The second appellant is a student who intends to commence a course in PhD studies in Edinburgh.

The First Tier Tribunal (FTT) found that Mr Salama was not exercising his EU Treaty Rights because he had only produce evidence of employment from 2004-2006. The appellants therefore received a negative decision but they received permission to appeal

The findings made by the Upper Tribunal were as follows;

-          Mr. Salama hadn’t been exercising EU Treaty Rights, so there’s no error in law there. They don’t qualify for any of the protections of non-EU family members in the event of a divorce because he hadn’t been working.

-          Even though the son is over 21 and isn’t the child, but the step-child of Mr. Salama, his rights are recognized under Article 12 to have his education.

-          The FTT is unable to determine whether or not the first appellant is his “primary carer,” because there is no clear definition of primary carer. They enjoy a close relationship and he is financially dependent on his mother, but he lives in another city, is now 25, is healthy and able-bodied, and has entered into the labour market on his own before.

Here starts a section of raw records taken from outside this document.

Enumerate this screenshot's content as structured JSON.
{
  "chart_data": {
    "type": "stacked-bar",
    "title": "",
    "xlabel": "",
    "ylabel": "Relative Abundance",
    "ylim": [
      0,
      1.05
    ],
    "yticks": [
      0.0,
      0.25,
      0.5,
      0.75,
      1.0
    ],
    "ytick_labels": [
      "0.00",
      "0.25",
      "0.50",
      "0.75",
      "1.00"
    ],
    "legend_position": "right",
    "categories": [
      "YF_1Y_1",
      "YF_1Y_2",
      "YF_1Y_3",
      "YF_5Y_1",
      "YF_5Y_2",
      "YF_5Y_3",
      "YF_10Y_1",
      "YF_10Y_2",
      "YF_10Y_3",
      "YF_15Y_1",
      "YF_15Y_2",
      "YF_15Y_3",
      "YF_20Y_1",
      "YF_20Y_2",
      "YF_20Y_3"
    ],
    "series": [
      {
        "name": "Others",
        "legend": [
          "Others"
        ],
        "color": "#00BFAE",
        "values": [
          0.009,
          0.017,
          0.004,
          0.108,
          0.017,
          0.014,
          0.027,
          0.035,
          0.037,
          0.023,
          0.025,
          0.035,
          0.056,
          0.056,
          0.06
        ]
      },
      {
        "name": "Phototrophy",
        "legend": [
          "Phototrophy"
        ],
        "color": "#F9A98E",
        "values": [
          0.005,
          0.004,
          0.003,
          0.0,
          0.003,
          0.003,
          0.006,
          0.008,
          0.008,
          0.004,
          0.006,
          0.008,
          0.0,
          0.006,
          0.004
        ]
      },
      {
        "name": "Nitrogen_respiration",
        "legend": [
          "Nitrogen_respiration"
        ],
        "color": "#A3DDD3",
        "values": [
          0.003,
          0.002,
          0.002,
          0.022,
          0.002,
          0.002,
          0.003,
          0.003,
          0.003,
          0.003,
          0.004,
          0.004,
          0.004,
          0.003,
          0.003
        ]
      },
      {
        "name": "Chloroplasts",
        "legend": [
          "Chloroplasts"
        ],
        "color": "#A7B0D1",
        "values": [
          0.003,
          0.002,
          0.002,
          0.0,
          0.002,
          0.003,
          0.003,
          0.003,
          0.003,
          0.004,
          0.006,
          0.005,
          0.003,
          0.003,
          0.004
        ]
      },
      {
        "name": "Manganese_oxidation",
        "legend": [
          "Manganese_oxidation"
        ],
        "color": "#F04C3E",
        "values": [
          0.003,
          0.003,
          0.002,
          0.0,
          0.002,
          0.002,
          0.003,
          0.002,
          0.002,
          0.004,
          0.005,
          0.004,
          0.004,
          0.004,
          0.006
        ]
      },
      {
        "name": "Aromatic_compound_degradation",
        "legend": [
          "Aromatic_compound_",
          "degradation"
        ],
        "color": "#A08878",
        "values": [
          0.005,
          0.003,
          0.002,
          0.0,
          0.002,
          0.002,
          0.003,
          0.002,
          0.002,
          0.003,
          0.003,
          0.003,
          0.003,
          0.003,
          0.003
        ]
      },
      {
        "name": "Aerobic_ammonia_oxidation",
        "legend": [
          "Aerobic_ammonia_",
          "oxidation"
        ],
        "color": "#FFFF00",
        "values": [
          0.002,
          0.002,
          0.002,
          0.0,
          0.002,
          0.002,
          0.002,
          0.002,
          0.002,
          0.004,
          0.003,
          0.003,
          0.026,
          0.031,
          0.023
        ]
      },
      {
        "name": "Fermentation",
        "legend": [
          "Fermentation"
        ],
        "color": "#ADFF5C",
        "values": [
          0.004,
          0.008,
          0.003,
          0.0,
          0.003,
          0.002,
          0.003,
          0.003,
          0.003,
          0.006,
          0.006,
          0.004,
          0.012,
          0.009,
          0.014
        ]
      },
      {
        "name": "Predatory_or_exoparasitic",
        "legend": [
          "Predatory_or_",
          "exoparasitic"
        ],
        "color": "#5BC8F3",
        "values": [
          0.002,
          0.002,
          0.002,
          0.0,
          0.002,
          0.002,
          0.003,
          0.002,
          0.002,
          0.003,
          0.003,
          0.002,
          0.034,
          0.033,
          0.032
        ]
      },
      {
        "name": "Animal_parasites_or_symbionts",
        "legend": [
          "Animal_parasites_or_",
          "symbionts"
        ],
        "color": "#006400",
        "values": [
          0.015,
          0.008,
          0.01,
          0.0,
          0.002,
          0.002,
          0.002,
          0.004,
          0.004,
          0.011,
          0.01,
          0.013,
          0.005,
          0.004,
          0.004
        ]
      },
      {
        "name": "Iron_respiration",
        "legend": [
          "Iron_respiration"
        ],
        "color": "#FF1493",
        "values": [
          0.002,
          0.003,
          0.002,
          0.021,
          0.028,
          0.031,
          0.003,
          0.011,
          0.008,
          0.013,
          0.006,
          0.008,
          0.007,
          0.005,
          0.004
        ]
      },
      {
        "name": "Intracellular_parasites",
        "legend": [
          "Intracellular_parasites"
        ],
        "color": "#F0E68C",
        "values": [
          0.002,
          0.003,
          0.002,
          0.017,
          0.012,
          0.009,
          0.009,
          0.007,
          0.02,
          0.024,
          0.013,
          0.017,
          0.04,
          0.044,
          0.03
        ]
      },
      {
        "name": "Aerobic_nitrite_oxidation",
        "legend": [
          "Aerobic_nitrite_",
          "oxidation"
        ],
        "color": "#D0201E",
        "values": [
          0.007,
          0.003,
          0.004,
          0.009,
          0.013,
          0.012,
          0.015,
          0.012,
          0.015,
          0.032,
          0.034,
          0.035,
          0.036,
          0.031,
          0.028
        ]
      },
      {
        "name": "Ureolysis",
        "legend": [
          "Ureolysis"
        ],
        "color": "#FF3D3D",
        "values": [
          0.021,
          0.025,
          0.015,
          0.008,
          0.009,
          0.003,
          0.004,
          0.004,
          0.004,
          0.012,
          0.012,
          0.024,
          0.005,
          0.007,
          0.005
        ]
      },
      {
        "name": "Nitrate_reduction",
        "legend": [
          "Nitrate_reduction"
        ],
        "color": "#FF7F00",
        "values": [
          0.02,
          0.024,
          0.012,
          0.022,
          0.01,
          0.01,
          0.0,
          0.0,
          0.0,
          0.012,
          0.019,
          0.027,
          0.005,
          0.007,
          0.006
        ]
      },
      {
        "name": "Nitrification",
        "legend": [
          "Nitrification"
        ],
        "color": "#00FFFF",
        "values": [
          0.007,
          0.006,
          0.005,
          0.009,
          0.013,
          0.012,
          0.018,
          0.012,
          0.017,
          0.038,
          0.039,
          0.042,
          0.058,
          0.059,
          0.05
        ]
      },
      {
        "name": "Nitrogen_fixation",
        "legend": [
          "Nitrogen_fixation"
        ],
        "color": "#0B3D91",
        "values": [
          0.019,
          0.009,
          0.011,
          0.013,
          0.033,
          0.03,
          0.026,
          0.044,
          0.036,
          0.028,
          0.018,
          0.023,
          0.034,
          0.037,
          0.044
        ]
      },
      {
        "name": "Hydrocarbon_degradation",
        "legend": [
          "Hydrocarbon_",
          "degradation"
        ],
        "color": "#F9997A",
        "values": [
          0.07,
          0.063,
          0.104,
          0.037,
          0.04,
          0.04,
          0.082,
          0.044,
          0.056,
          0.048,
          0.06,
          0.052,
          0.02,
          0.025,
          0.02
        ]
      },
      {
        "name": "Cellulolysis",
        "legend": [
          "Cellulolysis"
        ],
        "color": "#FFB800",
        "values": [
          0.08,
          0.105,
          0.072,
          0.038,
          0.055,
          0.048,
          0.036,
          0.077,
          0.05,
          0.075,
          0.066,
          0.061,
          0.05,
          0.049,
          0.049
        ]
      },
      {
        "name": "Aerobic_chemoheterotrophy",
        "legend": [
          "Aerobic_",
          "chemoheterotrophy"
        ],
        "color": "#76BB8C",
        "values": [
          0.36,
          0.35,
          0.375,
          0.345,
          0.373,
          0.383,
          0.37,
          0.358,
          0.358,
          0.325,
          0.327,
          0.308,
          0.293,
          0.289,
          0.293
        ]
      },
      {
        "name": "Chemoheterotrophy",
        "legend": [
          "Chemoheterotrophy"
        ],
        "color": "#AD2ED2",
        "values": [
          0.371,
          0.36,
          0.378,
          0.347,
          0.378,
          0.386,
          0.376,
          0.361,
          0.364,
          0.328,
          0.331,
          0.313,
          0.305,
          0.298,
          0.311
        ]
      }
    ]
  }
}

Queries of law referred to the Court of Justice:

-          For a parent to qualify as a “primary carer” so as to derive a right of residence from a child over 21 exercising a right of access to education under Article 12 Regulation No. 1612/68 [see now Article 10 Regulation (EU) No. 492/2011], is it necessary for that child to be (i) dependent on such a parent; (ii) residing in that parent’s household; and (iii) receiving emotional support from that parent?

-          In order to qualify for such a derived right of residence it is unnecessary for a parent to show that all three of the above circumstances obtain, is it sufficient to show that only one obtains or that only two obtain?

-          In relation to (ii) above, can there continue to be residence on the part of an adult student child in a common household with his parent(s) even when the former is living away from home for the duration of his studies (save for holidays and occasional weekends)?

-          In relation to (iii) above, is it necessary for the emotional support provided by the parent to be of a particular quality (viz. close or physically proximate) or is it sufficient if it consists in a normal emotional tie between a parent and an adult child?

-          Where a person has held an EU right of residence under Article 12 of Regulation No. 1612/68 [see now Article 10 Regulation (EU) No. 492/2011] for a continuous period of more than five years, does such residence qualify for the purposes of acquiring a right of permanent residence under Chapter IV of Directive 2004/38/EC (the Citizens Directive) on “Right of Permanent Residence”) and being issued with a residence card under Article 19 of the same Directive?